Des compensations financières doivent être versées aux municipalités qui accueillent sur leur territoire des aires protégées, comme les montagnes Vertes dans le canton de Potton, soutiennent les MRC de Brome-Missisquoi et Memphrémagog.

Aires protégées: deux MRC s'unissent pour réclamer une compensation

Brome-Missisquoi et Memphrémagog feront front commun pour convaincre Québec de verser des compensations financières aux municipalités qui accueillent des aires protégées sur leur territoire. L'organisme Corridor appalachien épaulera leurs efforts.
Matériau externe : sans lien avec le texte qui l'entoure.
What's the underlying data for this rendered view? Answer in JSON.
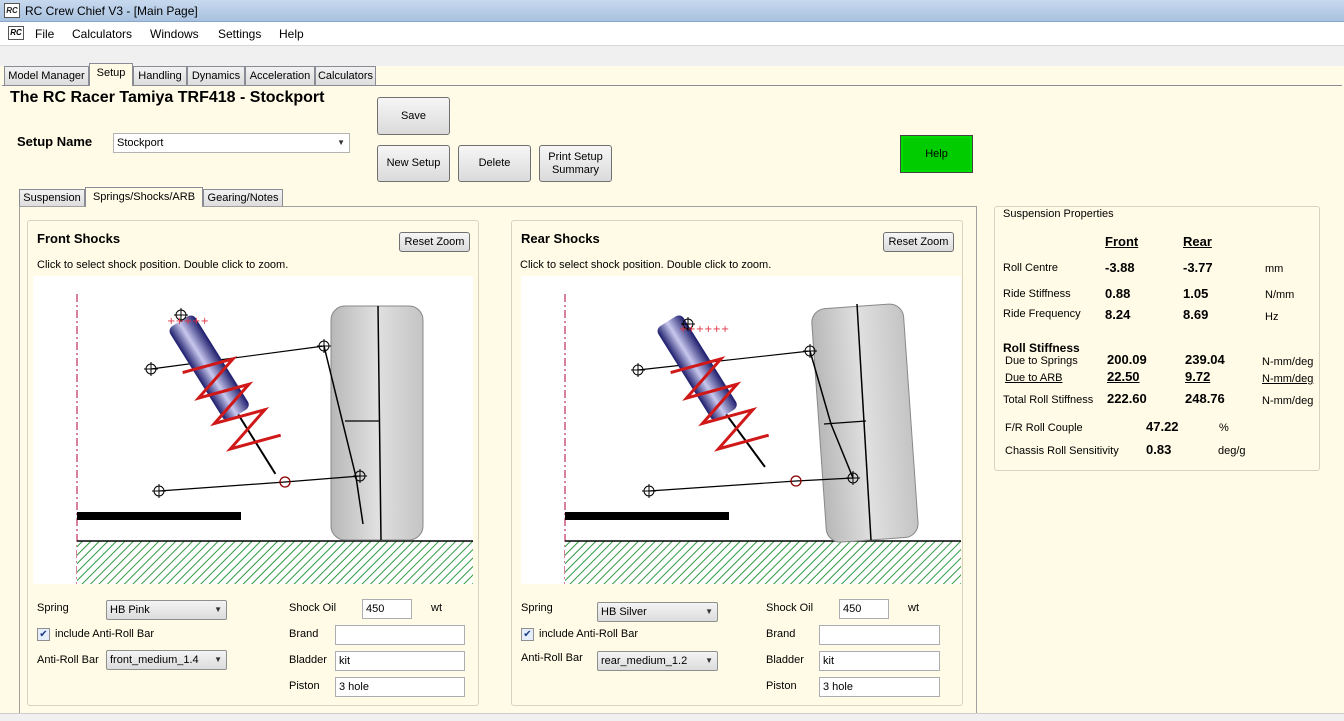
{
  "window": {
    "title": "RC Crew Chief V3 - [Main Page]",
    "icon_text": "RC"
  },
  "menu": [
    "File",
    "Calculators",
    "Windows",
    "Settings",
    "Help"
  ],
  "main_tabs": [
    "Model Manager",
    "Setup",
    "Handling",
    "Dynamics",
    "Acceleration",
    "Calculators"
  ],
  "model_title": "The RC Racer Tamiya TRF418 - Stockport",
  "setup": {
    "label": "Setup Name",
    "value": "Stockport"
  },
  "buttons": {
    "save": "Save",
    "new_setup": "New Setup",
    "delete": "Delete",
    "print": "Print Setup Summary",
    "help": "Help"
  },
  "sub_tabs": [
    "Suspension",
    "Springs/Shocks/ARB",
    "Gearing/Notes"
  ],
  "front": {
    "title": "Front Shocks",
    "reset": "Reset Zoom",
    "hint": "Click to select shock position. Double click to zoom.",
    "spring_label": "Spring",
    "spring": "HB Pink",
    "arb_check": "include Anti-Roll Bar",
    "arb_label": "Anti-Roll Bar",
    "arb": "front_medium_1.4",
    "oil_label": "Shock Oil",
    "oil": "450",
    "oil_unit": "wt",
    "brand_label": "Brand",
    "brand": "",
    "bladder_label": "Bladder",
    "bladder": "kit",
    "piston_label": "Piston",
    "piston": "3 hole"
  },
  "rear": {
    "title": "Rear Shocks",
    "reset": "Reset Zoom",
    "hint": "Click to select shock position. Double click to zoom.",
    "spring_label": "Spring",
    "spring": "HB Silver",
    "arb_check": "include Anti-Roll Bar",
    "arb_label": "Anti-Roll Bar",
    "arb": "rear_medium_1.2",
    "oil_label": "Shock Oil",
    "oil": "450",
    "oil_unit": "wt",
    "brand_label": "Brand",
    "brand": "",
    "bladder_label": "Bladder",
    "bladder": "kit",
    "piston_label": "Piston",
    "piston": "3 hole"
  },
  "props": {
    "title": "Suspension Properties",
    "col_front": "Front",
    "col_rear": "Rear",
    "roll_centre": {
      "label": "Roll Centre",
      "front": "-3.88",
      "rear": "-3.77",
      "unit": "mm"
    },
    "ride_stiffness": {
      "label": "Ride Stiffness",
      "front": "0.88",
      "rear": "1.05",
      "unit": "N/mm"
    },
    "ride_frequency": {
      "label": "Ride Frequency",
      "front": "8.24",
      "rear": "8.69",
      "unit": "Hz"
    },
    "roll_stiffness_heading": "Roll Stiffness",
    "due_springs": {
      "label": "Due to Springs",
      "front": "200.09",
      "rear": "239.04",
      "unit": "N-mm/deg"
    },
    "due_arb": {
      "label": "Due to ARB",
      "front": "22.50",
      "rear": "9.72",
      "unit": "N-mm/deg"
    },
    "total_roll": {
      "label": "Total Roll Stiffness",
      "front": "222.60",
      "rear": "248.76",
      "unit": "N-mm/deg"
    },
    "fr_roll_couple": {
      "label": "F/R Roll Couple",
      "value": "47.22",
      "unit": "%"
    },
    "chassis_roll": {
      "label": "Chassis Roll Sensitivity",
      "value": "0.83",
      "unit": "deg/g"
    }
  }
}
Des représentants des deux MRC préparent une demande pour que le gouvernement du Québec paie les taxes foncières des aires protégées qui échappent aux municipalités, explique Robert Desmarais, directeur général de la MRC Brome-Missisquoi. « Les municipalités veulent jouer un rôle pour que le Québec atteigne son objectif de protéger 17 % de son territoire. Mais c'est un objectif qui a été fixé par Québec. Le gouvernement doit assumer ses responsabilités auprès des municipalités qui sont touchées en leur offrant des compensations. Leurs pertes fiscales sont importantes », signale-t-il.
Parallèlement à ces démarches, Corridor appalachien, qui gère un territoire de 5664 hectares d'aires protégées dans la MRC Brome-Missisquoi, demande aux autorités provinciales d'exempter de taxes foncières tous les groupes sans but lucratif qui administrent des aires protégées au Québec. Chaque année, calcule Mélanie Lelièvre, directrice générale de Corridor appalachien, ces organismes versent plus de 750 000 $ en taxes foncières. 
La survie de certains groupes est en jeu, soutient Mme Lelièvre. « On n'a pas d'argent. On galère pour survivre. On fait ça pour l'ensemble de la population, pour protéger des forêts et des milieux naturels exceptionnels. On ne devrait pas payer de taxes foncières. »
Les groupes de conservation sont d'avis que les municipalités n'ont pas à se priver des revenus fonciers. « On est super sensibles à leur situation. À Potton, 16 % de son territoire est en aires protégées. Ça représente beaucoup d'argent pour la municipalité. On les comprend. On ne veut pas qu'elles se privent de ces revenus », indique Mme Lelièvre.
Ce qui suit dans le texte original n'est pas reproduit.